The publications highlight topics around African markets, AfCFTA trade initiatives, trade laws and trade agreements, trade relations, regional integration, agriculture, country resources, gender in the context of business, value chains, regional trade blocs, climate and sustainability, and much more.
You, as an interested person in Africa’s progress, will find these publications insightful. Other recipients of the publications include senior policy makers, non-state actors, trade analysts and advisors.
“Tralac promotes active debate on trade law and policy issues in Africa and engages in applied trade law and policy analysis with the aim of addressing the most pressing trade matters for countries in the region. In brief, tralac develops trade law and policy intellectual capital: this involves monitoring trade negotiations, interpretation of agreements, contribution to debates and discussions on trade developments”
Value Chain Database
As an example of a trade brief, John Stuart’s Value Chain Database illustrates the trade benefits that can be accrued by African countries, especially in the manufacturing sector.

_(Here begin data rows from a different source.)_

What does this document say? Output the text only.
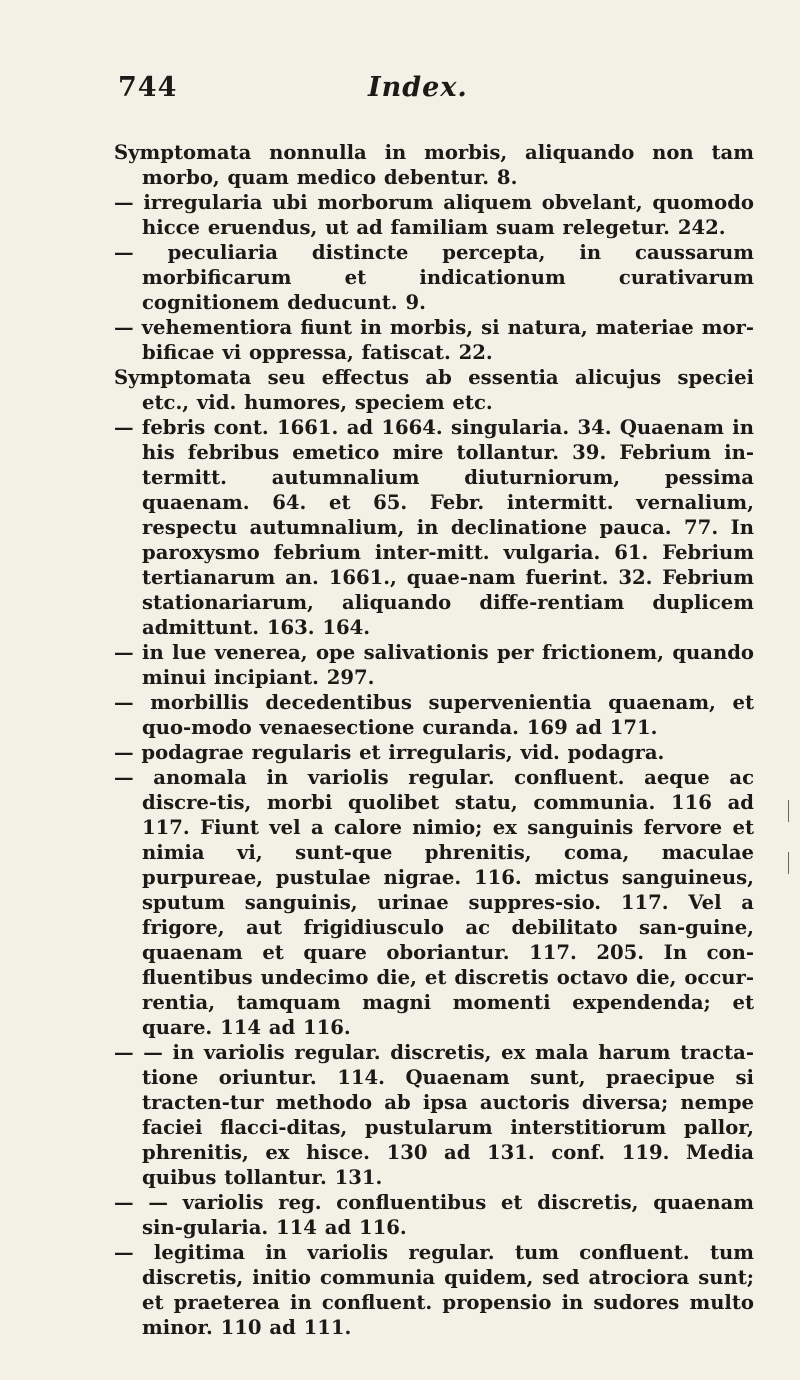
744	Index.

Symptomata nonnulla in morbis, aliquando non tam morbo, quam medico debentur. 8.

— irregularia ubi morborum aliquem obvelant, quomodo hicce eruendus, ut ad familiam suam relegetur. 242.

— peculiaria distincte percepta, in caussarum morbificarum et indicationum curativarum cognitionem deducunt. 9.

— vehementiora fiunt in morbis, si natura, materiae mor-bificae vi oppressa, fatiscat. 22.

Symptomata seu effectus ab essentia alicujus speciei etc., vid. humores, speciem etc.

— febris cont. 1661. ad 1664. singularia. 34. Quaenam in his febribus emetico mire tollantur. 39. Febrium in-termitt. autumnalium diuturniorum, pessima quaenam. 64. et 65. Febr. intermitt. vernalium, respectu autumnalium, in declinatione pauca. 77. In paroxysmo febrium inter-mitt. vulgaria. 61. Febrium tertianarum an. 1661., quae-nam fuerint. 32. Febrium stationariarum, aliquando diffe-rentiam duplicem admittunt. 163. 164.

— in lue venerea, ope salivationis per frictionem, quando minui incipiant. 297.

— morbillis decedentibus supervenientia quaenam, et quo-modo venaesectione curanda. 169 ad 171.

— podagrae regularis et irregularis, vid. podagra.

— anomala in variolis regular. confluent. aeque ac discre-tis, morbi quolibet statu, communia. 116 ad 117. Fiunt vel a calore nimio; ex sanguinis fervore et nimia vi, sunt-que phrenitis, coma, maculae purpureae, pustulae nigrae. 116. mictus sanguineus, sputum sanguinis, urinae suppres-sio. 117. Vel a frigore, aut frigidiusculo ac debilitato san-guine, quaenam et quare oboriantur. 117. 205. In con-fluentibus undecimo die, et discretis octavo die, occur-rentia, tamquam magni momenti expendenda; et quare. 114 ad 116.

— — in variolis regular. discretis, ex mala harum tracta-tione oriuntur. 114. Quaenam sunt, praecipue si tracten-tur methodo ab ipsa auctoris diversa; nempe faciei flacci-ditas, pustularum interstitiorum pallor, phrenitis, ex hisce. 130 ad 131. conf. 119. Media quibus tollantur. 131.

— — variolis reg. confluentibus et discretis, quaenam sin-gularia. 114 ad 116.

— legitima in variolis regular. tum confluent. tum discretis, initio communia quidem, sed atrociora sunt; et praeterea in confluent. propensio in sudores multo minor. 110 ad 111.
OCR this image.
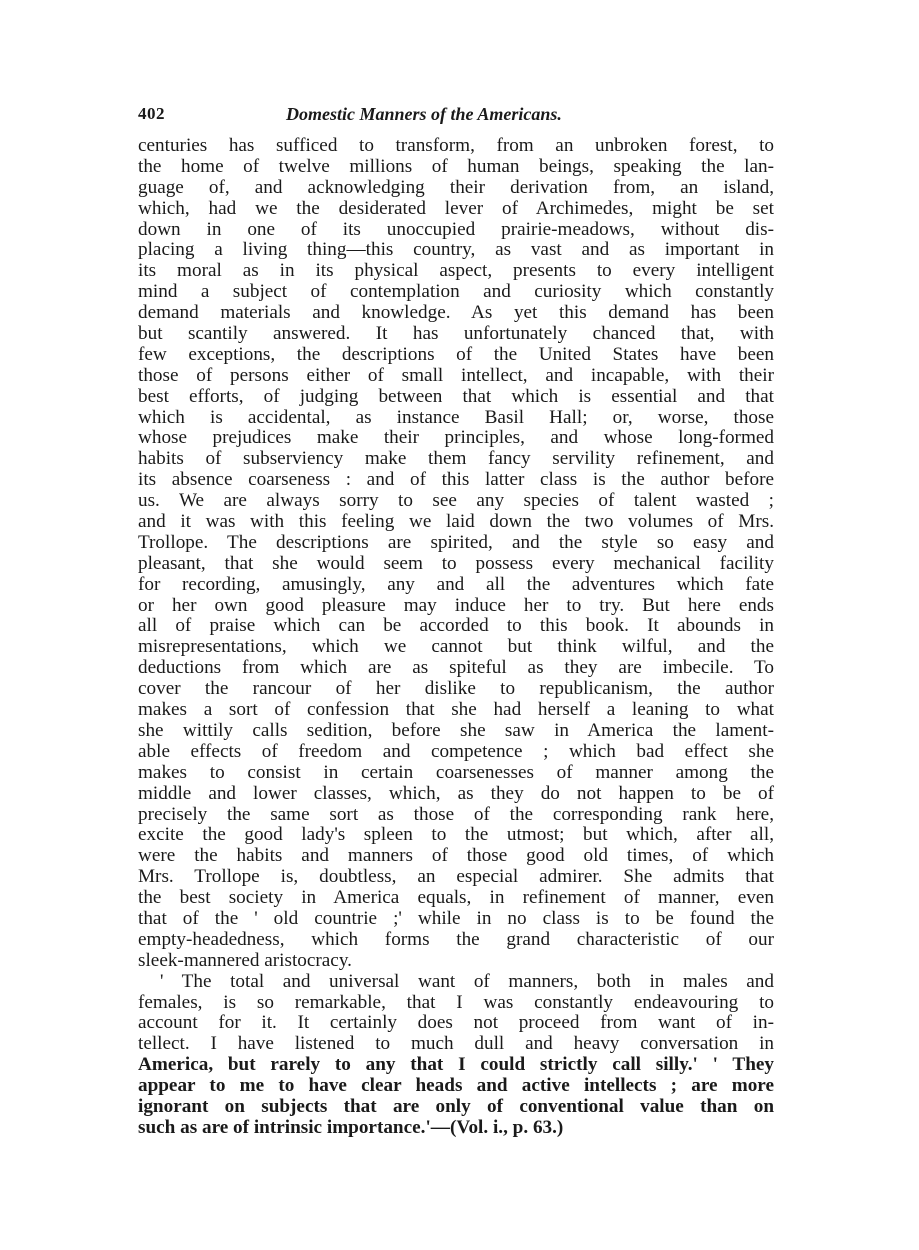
402	Domestic Manners of the Americans.
centuries has sufficed to transform, from an unbroken forest, to
the home of twelve millions of human beings, speaking the lan-
guage of, and acknowledging their derivation from, an island,
which, had we the desiderated lever of Archimedes, might be set
down in one of its unoccupied prairie-meadows, without dis-
placing a living thing—this country, as vast and as important in
its moral as in its physical aspect, presents to every intelligent
mind a subject of contemplation and curiosity which constantly
demand materials and knowledge. As yet this demand has been
but scantily answered. It has unfortunately chanced that, with
few exceptions, the descriptions of the United States have been
those of persons either of small intellect, and incapable, with their
best efforts, of judging between that which is essential and that
which is accidental, as instance Basil Hall; or, worse, those
whose prejudices make their principles, and whose long-formed
habits of subserviency make them fancy servility refinement, and
its absence coarseness : and of this latter class is the author before
us. We are always sorry to see any species of talent wasted ;
and it was with this feeling we laid down the two volumes of Mrs.
Trollope. The descriptions are spirited, and the style so easy and
pleasant, that she would seem to possess every mechanical facility
for recording, amusingly, any and all the adventures which fate
or her own good pleasure may induce her to try. But here ends
all of praise which can be accorded to this book. It abounds in
misrepresentations, which we cannot but think wilful, and the
deductions from which are as spiteful as they are imbecile. To
cover the rancour of her dislike to republicanism, the author
makes a sort of confession that she had herself a leaning to what
she wittily calls sedition, before she saw in America the lament-
able effects of freedom and competence ; which bad effect she
makes to consist in certain coarsenesses of manner among the
middle and lower classes, which, as they do not happen to be of
precisely the same sort as those of the corresponding rank here,
excite the good lady's spleen to the utmost; but which, after all,
were the habits and manners of those good old times, of which
Mrs. Trollope is, doubtless, an especial admirer. She admits that
the best society in America equals, in refinement of manner, even
that of the ' old countrie ;' while in no class is to be found the
empty-headedness, which forms the grand characteristic of our
sleek-mannered aristocracy.
' The total and universal want of manners, both in males and
females, is so remarkable, that I was constantly endeavouring to
account for it. It certainly does not proceed from want of in-
tellect. I have listened to much dull and heavy conversation in
America, but rarely to any that I could strictly call silly.' ' They
appear to me to have clear heads and active intellects ; are more
ignorant on subjects that are only of conventional value than on
such as are of intrinsic importance.'—(Vol. i., p. 63.)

Find the entire trade brief here.
"tralac maintains a collection of regional and national trade-related resources including copies of the texts and annexes of regional and bilateral trade agreements, copies of various regional protocols, memoranda of understanding and tariff offers, and copies of national legislation and trade-related policy documents."
They also monitor some of Africa’s key international trading relationships, including the BRICS countries (Brazil, Russia, India, China and South Africa); and the European Union’s Economic Partnership Agreements (EPAs), among others.
Tralac also undertakes periodic trade data analyses as well as preparing factsheets on current trade-related topics relevant to trade in Africa.
See screen-grabs highlighting the resources, below.
“tralac has compiled a selection of web resources related to regional, continental, and global trade and integration, including data and statistics platforms and analysis tools, major trade-related publications, and organizations involved in trade-related development in Africa.”
“tralac’s training focuses on current and emerging applied trade law and policy matters, with emphasis on sound policy practice, embedding training in an institutional context and following up to ensure application and transfer of knowledge within institutions”
Tralac offers short courses and certificate courses on trade expertise. They also offer internship programmes to young African graduates with a background in trade-related disciplines, an opportunity to gain a better understanding of international trade matters.
On events, tralac hosts and participates in webinars, forums, roundtables, conferences, dialogues, meetings and workshops to promote Africa’s trade matters.
Thanks for reading Tribute To Tralac (alliteration?). We hope you find tralac’s work as useful as we do.